Of 41 patients with Klebsiella bacteremia studied, most were newborn or elderly and only one patient had community-acquired infection. The incidence of bacteremia was evenly distributed over 16 months, except that infections in the newborns occurred in a cluster. The initial site of infection resulting in bacteremia was urinary tract (27%), gastrointestinal tract (24%), intravenous sites (20%), and pulmonary system (15%).

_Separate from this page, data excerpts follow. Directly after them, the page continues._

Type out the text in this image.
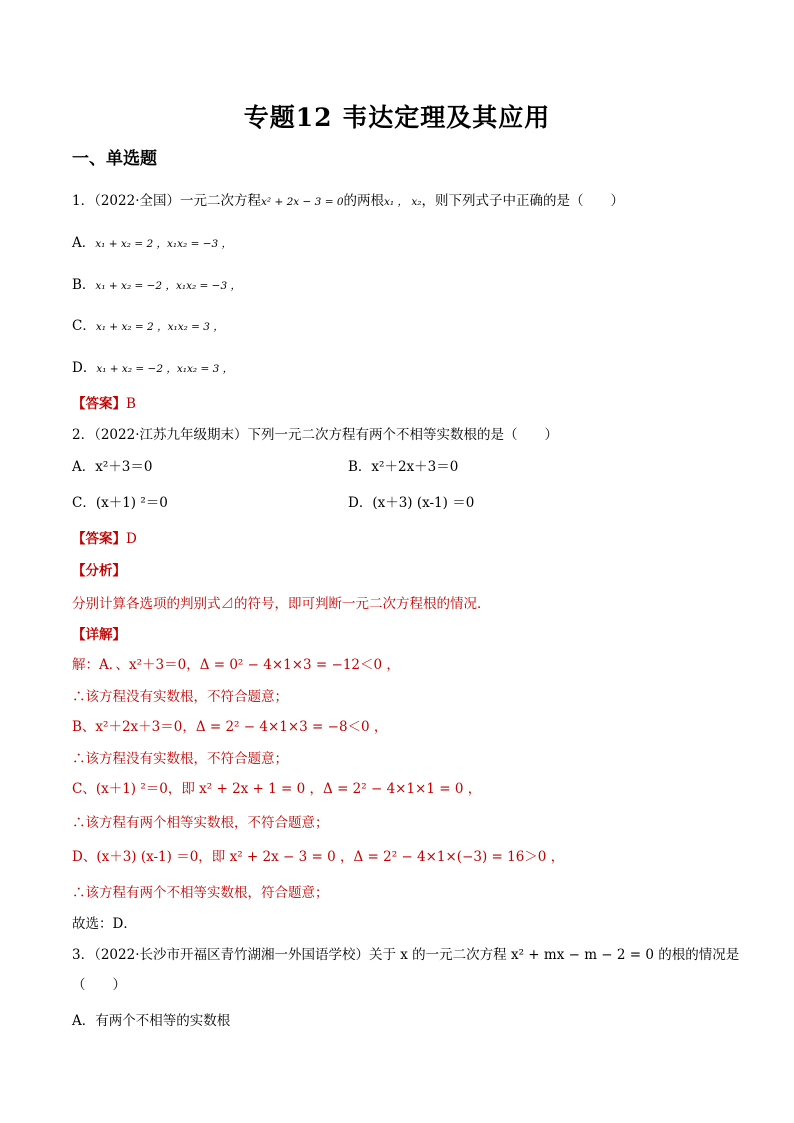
专题12 韦达定理及其应用
一、单选题
1．（2022·全国）一元二次方程x² + 2x − 3 = 0的两根x₁ ， x₂，则下列式子中正确的是（　　）
A．x₁ + x₂ = 2 ，x₁x₂ = −3 ，
B．x₁ + x₂ = −2 ，x₁x₂ = −3 ，
C．x₁ + x₂ = 2 ，x₁x₂ = 3 ，
D．x₁ + x₂ = −2 ，x₁x₂ = 3 ，
【答案】B
2．（2022·江苏九年级期末）下列一元二次方程有两个不相等实数根的是（　　）
A．x²＋3＝0	B．x²＋2x＋3＝0
C．(x＋1) ²＝0	D．(x＋3) (x-1) ＝0
【答案】D
【分析】
分别计算各选项的判别式⊿的符号，即可判断一元二次方程根的情况．
【详解】
解：A．、x²＋3＝0，Δ = 0² − 4×1×3 = −12＜0 ，
∴该方程没有实数根，不符合题意；
B、x²＋2x＋3＝0，Δ = 2² − 4×1×3 = −8＜0 ，
∴该方程没有实数根，不符合题意；
C、(x＋1) ²＝0，即 x² + 2x + 1 = 0 ，Δ = 2² − 4×1×1 = 0 ，
∴该方程有两个相等实数根，不符合题意；
D、(x＋3) (x-1) ＝0，即 x² + 2x − 3 = 0 ，Δ = 2² − 4×1×(−3) = 16＞0 ，
∴该方程有两个不相等实数根，符合题意；
故选：D．
3．（2022·长沙市开福区青竹湖湘一外国语学校）关于 x 的一元二次方程 x² + mx − m − 2 = 0 的根的情况是
（　　）
A．有两个不相等的实数根
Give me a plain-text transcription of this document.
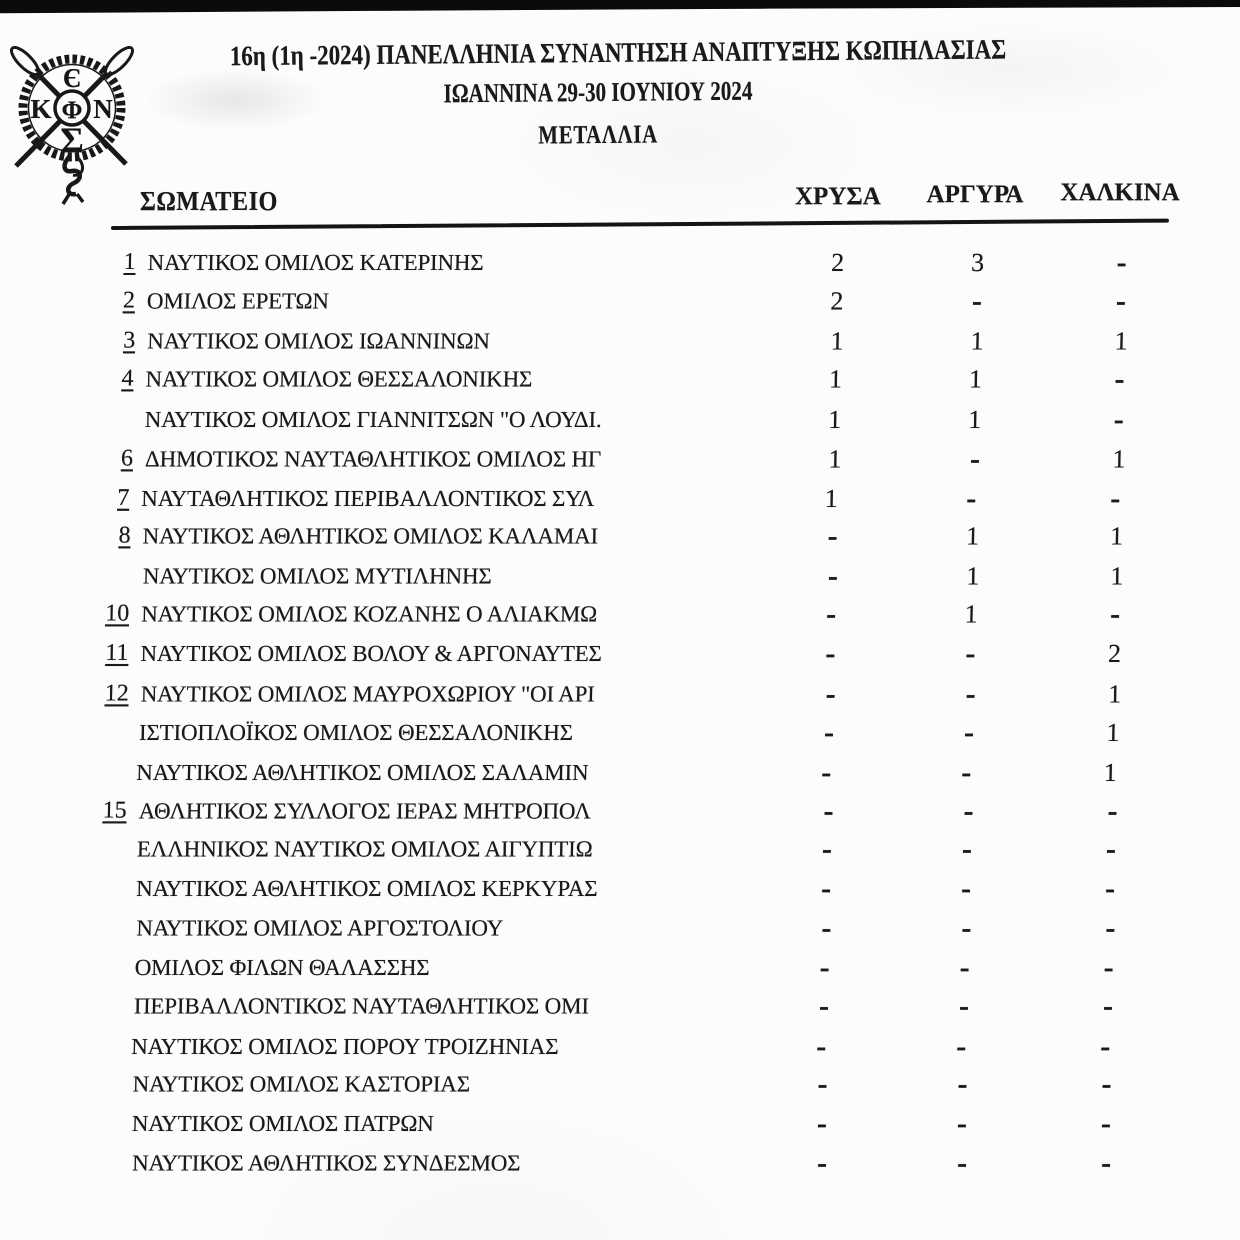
Є
Κ Φ Ν
Σ
16η (1η -2024) ΠΑΝΕΛΛΗΝΙΑ ΣΥΝΑΝΤΗΣΗ ΑΝΑΠΤΥΞΗΣ ΚΩΠΗΛΑΣΙΑΣ
ΙΩΑΝΝΙΝΑ 29-30 ΙΟΥΝΙΟΥ 2024
ΜΕΤΑΛΛΙΑ
ΣΩΜΑΤΕΙΟ	ΧΡΥΣΑ ΑΡΓΥΡΑ ΧΑΛΚΙΝΑ
1 ΝΑΥΤΙΚΟΣ ΟΜΙΛΟΣ ΚΑΤΕΡΙΝΗΣ	2	3	-
2 ΟΜΙΛΟΣ ΕΡΕΤΩΝ	2	-	-
3 ΝΑΥΤΙΚΟΣ ΟΜΙΛΟΣ ΙΩΑΝΝΙΝΩΝ	1	1	1
4 ΝΑΥΤΙΚΟΣ ΟΜΙΛΟΣ ΘΕΣΣΑΛΟΝΙΚΗΣ	1	1	-
ΝΑΥΤΙΚΟΣ ΟΜΙΛΟΣ ΓΙΑΝΝΙΤΣΩΝ "Ο ΛΟΥΔΙ.	1	1	-
6 ΔΗΜΟΤΙΚΟΣ ΝΑΥΤΑΘΛΗΤΙΚΟΣ ΟΜΙΛΟΣ ΗΓ	1	-	1
7 ΝΑΥΤΑΘΛΗΤΙΚΟΣ ΠΕΡΙΒΑΛΛΟΝΤΙΚΟΣ ΣΥΛ	1	-	-
8 ΝΑΥΤΙΚΟΣ ΑΘΛΗΤΙΚΟΣ ΟΜΙΛΟΣ ΚΑΛΑΜΑΙ	-	1	1
ΝΑΥΤΙΚΟΣ ΟΜΙΛΟΣ ΜΥΤΙΛΗΝΗΣ	-	1	1
10 ΝΑΥΤΙΚΟΣ ΟΜΙΛΟΣ ΚΟΖΑΝΗΣ Ο ΑΛΙΑΚΜΩ	-	1	-
11 ΝΑΥΤΙΚΟΣ ΟΜΙΛΟΣ ΒΟΛΟΥ & ΑΡΓΟΝΑΥΤΕΣ	-	-	2
12 ΝΑΥΤΙΚΟΣ ΟΜΙΛΟΣ ΜΑΥΡΟΧΩΡΙΟΥ "ΟΙ ΑΡΙ	-	-	1
ΙΣΤΙΟΠΛΟΪΚΟΣ ΟΜΙΛΟΣ ΘΕΣΣΑΛΟΝΙΚΗΣ	-	-	1
ΝΑΥΤΙΚΟΣ ΑΘΛΗΤΙΚΟΣ ΟΜΙΛΟΣ ΣΑΛΑΜΙΝ	-	-	1
15 ΑΘΛΗΤΙΚΟΣ ΣΥΛΛΟΓΟΣ ΙΕΡΑΣ ΜΗΤΡΟΠΟΛ	-	-	-
ΕΛΛΗΝΙΚΟΣ ΝΑΥΤΙΚΟΣ ΟΜΙΛΟΣ ΑΙΓΥΠΤΙΩ	-	-	-
ΝΑΥΤΙΚΟΣ ΑΘΛΗΤΙΚΟΣ ΟΜΙΛΟΣ ΚΕΡΚΥΡΑΣ	-	-	-
ΝΑΥΤΙΚΟΣ ΟΜΙΛΟΣ ΑΡΓΟΣΤΟΛΙΟΥ	-	-	-
ΟΜΙΛΟΣ ΦΙΛΩΝ ΘΑΛΑΣΣΗΣ	-	-	-
ΠΕΡΙΒΑΛΛΟΝΤΙΚΟΣ ΝΑΥΤΑΘΛΗΤΙΚΟΣ ΟΜΙ	-	-	-
ΝΑΥΤΙΚΟΣ ΟΜΙΛΟΣ ΠΟΡΟΥ ΤΡΟΙΖΗΝΙΑΣ	-	-	-
ΝΑΥΤΙΚΟΣ ΟΜΙΛΟΣ ΚΑΣΤΟΡΙΑΣ	-	-	-
ΝΑΥΤΙΚΟΣ ΟΜΙΛΟΣ ΠΑΤΡΩΝ	-	-	-
ΝΑΥΤΙΚΟΣ ΑΘΛΗΤΙΚΟΣ ΣΥΝΔΕΣΜΟΣ	-	-	-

Mortality was influenced by the underlying disease, the age of the patients, and site of initial infection. In patients with nonfatal underlying disease, deaths occurred only in patients with pulmonary or abdominal infections and did not occur in patients in whom the portal of entry was the urinary tract or intravenous sites. Single antibiotic therapy with aminoglycoside was adequate in this latter group.
在研究的41例克雷伯菌血症患者中,大多数是新生儿或老年人,只有1例为社区获得性感染。菌血症的发病在16个月内分布均匀,只是新生儿感染呈聚集性发生。导致菌血症的初始感染部位为泌尿系统(27%)、胃肠道(24%)、静脉穿刺部位(20%)和肺部系统(15%)。死亡率受基础疾病、患者年龄和初始感染部位的影响。在患有非致命性基础疾病的患者中,死亡仅发生在肺部或腹部感染患者中,而感染入口为泌尿系统或静脉穿刺部位的患者未出现死亡。后一组患者使用氨基糖苷类单一抗生素治疗就足够了。